Ces recommandations vont de l’installation des plantations (production de matériel végétal par greffage, semis à haute densité, ...) à la valorisation de la pomme (notamment recommandations pour la production de jus et de sirops), en passant par la conduite des plantations (élagage, fertilisation, éclaircies, ...) et les aspects sanitaires (description des traitements recommandés pour les principaux parasites).
Cette étude conduite par le CSIRO vise à mettre à la disposition des producteurs australiens des références claires en matière de fertilisation des plantations d’anacardier, en vue d’atteindre les rendements élevés (2,8 à 5 tonnes/ha) nécessaires à la rentabilité des plantations.
Devant le manque de données objectives en la matière, les chercheurs ont conduit une étude dont l’objectif était d’établir les besoins en nutriments nécessaires à la croissance de la plantation, plus le remplacement des matières exportées à la récolte (noix, pomme, ...). Ces estimations ont été faites en fonction des productivités souhaitées par les producteurs, à savoir de 10 à 20 kg de noix par arbre et par an.

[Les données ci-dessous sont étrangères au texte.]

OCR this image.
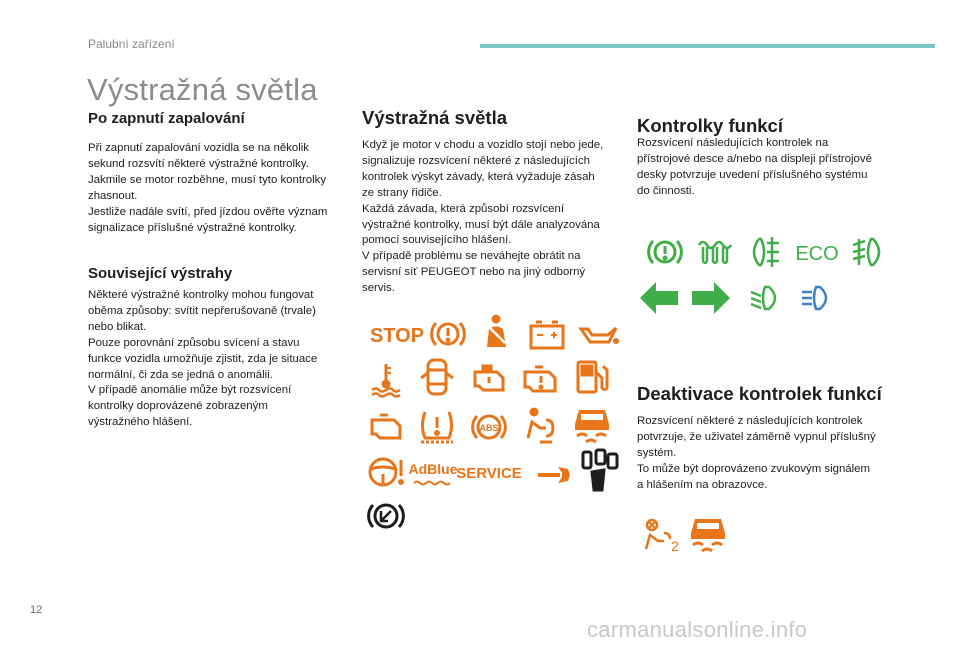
Palubní zařízení
Výstražná světla
Po zapnutí zapalování

Při zapnutí zapalování vozidla se na několik
sekund rozsvítí některé výstražné kontrolky.
Jakmile se motor rozběhne, musí tyto kontrolky
zhasnout.
Jestliže nadále svítí, před jízdou ověřte význam
signalizace příslušné výstražné kontrolky.

Související výstrahy

Některé výstražné kontrolky mohou fungovat
oběma způsoby: svítit nepřerušovaně (trvale)
nebo blikat.
Pouze porovnání způsobu svícení a stavu
funkce vozidla umožňuje zjistit, zda je situace
normální, či zda se jedná o anomálii.
V případě anomálie může být rozsvícení
kontrolky doprovázené zobrazeným
výstražného hlášení.

Výstražná světla

Když je motor v chodu a vozidlo stojí nebo jede,
signalizuje rozsvícení některé z následujících
kontrolek výskyt závady, která vyžaduje zásah
ze strany řidiče.
Každá závada, která způsobí rozsvícení
výstražné kontrolky, musí být dále analyzována
pomocí souvisejícího hlášení.
V případě problému se neváhejte obrátit na
servisní síť PEUGEOT nebo na jiný odborný
servis.

STOP
ABS
AdBlue
SERVICE
Kontrolky funkcí

Rozsvícení následujících kontrolek na
přístrojové desce a/nebo na displeji přístrojové
desky potvrzuje uvedení příslušného systému
do činnosti.

ECO
Deaktivace kontrolek funkcí

Rozsvícení některé z následujících kontrolek
potvrzuje, že uživatel záměrně vypnul příslušný
systém.
To může být doprovázeno zvukovým signálem
a hlášením na obrazovce.

2
12
carmanualsonline.info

Ce document est produit par le Rural Industries Research and development Corporation (RIRDC). Ce centre de recherche tente d’établir des référentiels techniques en vue de définir des pratiques culturales permettant aux producteurs australiens d’obtenir les rendements élevés nécessaires à la rentabilité de la culture de l’anacardier en Australie.
Le présent document se concentre sur l’effet de la fumure azotée sur l’anacardier, et notamment sur le rendement en noix. Il fait la synthèse de travaux de recherche menés entre 1995 et 1999.